It’s a timeless tale; you find some useful looking code sample on the internet, you download it, you try to build it and it does not build. This is such a common occurrence that non-building code samples seem to greatly outnumber correctly building code samples on the internet by a factor of ten to one.
So I was incredibly surprised when yesterday I attempted to build the programming language Ruby from scratch on my Vista Desktop. As was expected, it did not build, but the amount of fiddling I had to do was actually incredibly small – pretty all I had to do was figure out one cryptic line in the instructions: “Execute win32\configure.bat on your build directory”, and I was nearly good to go.
Then I tried the same thing on my XP laptop, and I got an error (“cl error 0x2”, which is not incredibly helpful), and I’m stuck (well, I was programming in bed, so I was not strongly motivated to figure it out).
NMAKE : fatal error U1077: ‘cl’ : return code ‘0x2’
But it got me thinking, why do hardly any code samples build? Well, in my experience it is always because something is either A) The Wrong Version or B) Missing. Problem B is generally the easier to solve, except in the rather unfortunately common case where something being missing means that another version is used, and it ends up being A – wrong.
1) Wrong or Missing Paths
Paths tell the tools where to look for things. If the paths are wrong, or missing, then the tools will look for things in the wrong place, and might find the wrong version, or they might find nothing. Unless your paths are correct, it does not matter what else it correct. The order of paths is very important, as the build tools (or Windows, if just running a tool) will look through them in that order.
2) Wrong or Missing Tools
Tools build things in a particular way. If you have the wrong tools, then things might build differently, or not at all. If a tool is missing, then hopefully the build will just stop, but sadly it might just find another (older, newer, or just wrong) version of the tool, and use that.
3) Wrong or Missing source
No every sample includes all the source you need. You might need another bunch of code, perhaps DirectX, TK, or the Windows SDK. Not everyone tells you this. The code might even require a particular version. If it does not find what it is looking for, it might use nother version. This can depend on your paths, but the source you need (usually header files), might simply be missing.

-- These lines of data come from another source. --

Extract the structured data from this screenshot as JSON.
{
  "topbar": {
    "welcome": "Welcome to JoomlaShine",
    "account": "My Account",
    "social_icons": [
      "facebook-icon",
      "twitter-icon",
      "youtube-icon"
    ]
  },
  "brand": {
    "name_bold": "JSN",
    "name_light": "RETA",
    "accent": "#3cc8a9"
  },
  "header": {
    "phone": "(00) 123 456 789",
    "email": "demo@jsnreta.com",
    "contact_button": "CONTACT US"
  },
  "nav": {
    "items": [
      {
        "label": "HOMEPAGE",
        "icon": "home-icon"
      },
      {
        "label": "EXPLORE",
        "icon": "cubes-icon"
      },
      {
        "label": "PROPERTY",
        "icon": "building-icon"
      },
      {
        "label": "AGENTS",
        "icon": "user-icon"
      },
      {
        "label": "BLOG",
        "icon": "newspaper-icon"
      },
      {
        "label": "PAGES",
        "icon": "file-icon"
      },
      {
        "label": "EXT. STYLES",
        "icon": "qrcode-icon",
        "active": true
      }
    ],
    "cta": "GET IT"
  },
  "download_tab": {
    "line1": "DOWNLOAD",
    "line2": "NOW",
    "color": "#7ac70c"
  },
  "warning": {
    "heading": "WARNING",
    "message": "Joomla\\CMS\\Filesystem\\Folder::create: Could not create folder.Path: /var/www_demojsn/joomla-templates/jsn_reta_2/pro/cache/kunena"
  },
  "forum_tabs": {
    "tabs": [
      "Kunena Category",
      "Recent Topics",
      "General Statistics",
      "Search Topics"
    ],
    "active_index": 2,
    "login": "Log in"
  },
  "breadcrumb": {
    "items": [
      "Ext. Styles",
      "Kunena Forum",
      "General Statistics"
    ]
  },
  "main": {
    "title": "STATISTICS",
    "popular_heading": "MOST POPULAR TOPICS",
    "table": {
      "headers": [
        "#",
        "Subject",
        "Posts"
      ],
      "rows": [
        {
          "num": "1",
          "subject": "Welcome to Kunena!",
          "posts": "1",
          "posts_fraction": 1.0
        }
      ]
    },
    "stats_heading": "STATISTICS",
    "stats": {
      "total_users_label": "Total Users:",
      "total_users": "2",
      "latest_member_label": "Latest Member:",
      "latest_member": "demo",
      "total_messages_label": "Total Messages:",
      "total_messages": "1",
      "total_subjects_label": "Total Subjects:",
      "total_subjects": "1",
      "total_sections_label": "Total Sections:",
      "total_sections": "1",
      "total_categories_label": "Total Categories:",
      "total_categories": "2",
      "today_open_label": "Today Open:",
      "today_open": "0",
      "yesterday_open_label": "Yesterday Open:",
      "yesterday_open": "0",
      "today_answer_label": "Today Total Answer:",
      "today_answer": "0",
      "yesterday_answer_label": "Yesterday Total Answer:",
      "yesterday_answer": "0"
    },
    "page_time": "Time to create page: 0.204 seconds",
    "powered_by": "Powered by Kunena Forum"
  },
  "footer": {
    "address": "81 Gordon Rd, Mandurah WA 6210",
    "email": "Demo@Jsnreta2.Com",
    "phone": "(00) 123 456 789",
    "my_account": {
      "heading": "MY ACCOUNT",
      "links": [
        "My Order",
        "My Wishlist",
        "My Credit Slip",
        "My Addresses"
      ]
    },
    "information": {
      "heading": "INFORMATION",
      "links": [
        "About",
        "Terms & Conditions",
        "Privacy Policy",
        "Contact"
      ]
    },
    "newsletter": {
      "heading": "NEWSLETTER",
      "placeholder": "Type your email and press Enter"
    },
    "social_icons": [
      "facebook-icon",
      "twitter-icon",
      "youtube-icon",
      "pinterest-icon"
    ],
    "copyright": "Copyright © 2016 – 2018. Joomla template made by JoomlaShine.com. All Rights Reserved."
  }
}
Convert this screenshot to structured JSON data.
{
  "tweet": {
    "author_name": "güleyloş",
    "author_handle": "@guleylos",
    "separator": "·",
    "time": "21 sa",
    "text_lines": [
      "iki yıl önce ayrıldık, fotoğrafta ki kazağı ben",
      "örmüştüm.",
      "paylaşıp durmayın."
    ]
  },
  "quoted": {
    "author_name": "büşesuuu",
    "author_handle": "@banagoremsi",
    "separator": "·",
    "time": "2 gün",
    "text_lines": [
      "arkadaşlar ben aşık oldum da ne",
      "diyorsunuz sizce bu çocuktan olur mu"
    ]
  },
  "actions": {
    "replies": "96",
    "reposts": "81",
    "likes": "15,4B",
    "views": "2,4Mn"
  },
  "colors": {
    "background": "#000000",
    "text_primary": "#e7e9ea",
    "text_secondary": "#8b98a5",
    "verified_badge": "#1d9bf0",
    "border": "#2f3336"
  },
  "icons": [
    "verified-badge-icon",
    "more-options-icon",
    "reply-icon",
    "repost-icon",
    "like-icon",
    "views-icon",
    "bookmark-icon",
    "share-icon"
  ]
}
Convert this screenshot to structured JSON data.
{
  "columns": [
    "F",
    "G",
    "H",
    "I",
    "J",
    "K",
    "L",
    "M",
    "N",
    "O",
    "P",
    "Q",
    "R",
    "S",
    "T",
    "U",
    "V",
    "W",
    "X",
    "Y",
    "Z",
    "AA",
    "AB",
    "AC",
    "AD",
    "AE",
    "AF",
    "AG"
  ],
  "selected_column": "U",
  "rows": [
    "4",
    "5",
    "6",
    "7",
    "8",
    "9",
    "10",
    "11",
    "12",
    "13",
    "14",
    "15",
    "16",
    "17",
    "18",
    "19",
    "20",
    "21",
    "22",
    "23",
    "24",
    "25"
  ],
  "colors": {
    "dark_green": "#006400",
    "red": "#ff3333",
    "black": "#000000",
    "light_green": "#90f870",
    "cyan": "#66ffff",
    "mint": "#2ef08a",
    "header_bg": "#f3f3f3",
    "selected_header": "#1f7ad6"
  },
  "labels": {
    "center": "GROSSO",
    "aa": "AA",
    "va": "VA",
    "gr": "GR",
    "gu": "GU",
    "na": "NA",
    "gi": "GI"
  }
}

4) Wrong or Missing Library
Likewise with libraries, it might not be linking because it’s the wrong version. Symbol not found? What exactly is being linked here?
5) Wrong or Missing Environment Variables
Paths are one specific example here, but you often get things like compile and link options in environment variable, and symbols may be defined, and various other build flags. Perhaps a batch file is included that sets these? Perhaps there is a text file that describes how you should set them manually.
So of these, what is going on with my laptop build of Ruby? I’d only got as far as trying to do the “configure” step when I got the error. Now in this case I’m rather luck in that I have a working version, and an non-working version, so I can hopefully just play “what’s the difference”. Let’s check things one at a time:
1) Paths: I build from the “Visual Studio 2005 Command Prompt” that is part of Visual C++ 2005 Express edition. This sets up various paths and variables for me. Any difference here? Well, I have a different version of the DirectX SDK, but it’s after the visual studio stuff which is all the same.
2) Tools, check the version numbers, usually you can just run the tool and it will tell you, or run it with /h, –help, -v, /v or somesuch option.
Version for cl.exe – (desktop) 14.00.50727.762, (laptop) 14.00.50727.42 So that’s different. looks like I have a slightly older version of Visual Studio on my Laptop. Try to install the latest version? (Hmm, looks like Visual Studio 2008 Betas are out – must resist the urge to try it…). 200MB of downloads and two dubious restarts later and nothing has changed.
At this point I’m suspecting some configuration problem, based on scant clues from the internet, so I go straight for the environment variable, and realize I missed off the paths that are set in the environment variable, so I check those (just run SET in the command prompt you are using to build) and……
Laptop has
INCLUDE=C:\Program Files\Microsoft Visual Studio 8\VC\INCLUDE;
Desktop has:
Include=C:\Program Files\Microsoft Visual Studio 8\VC\INCLUDE;C:\Program Files\Microsoft Platform SDK\Include
It looks at first like the Microsoft Platform SDK is missing, but it turns out I had it. I just need to hard wire in the missing path to INCLUDE (and another for LIB) and it worked!
(Note you’ll get the same error if you simply did not have Microsoft Platform SDK installed, make sure you have that first. )
You know, it would be very helpful if the ruby configuration batch file (win32\configure.bat) had attempted to diagnose some common problems, instead of simply letting it run until a cryptic error. And why are other errors being suppressed? There would probably have been a more useful error, like “file xxxxxx not found”.
Ya i had the same problem compiling Flex and Byacc files in my laptop using gcc and turbo c… i spent hours trying to find whats going on its frustrating!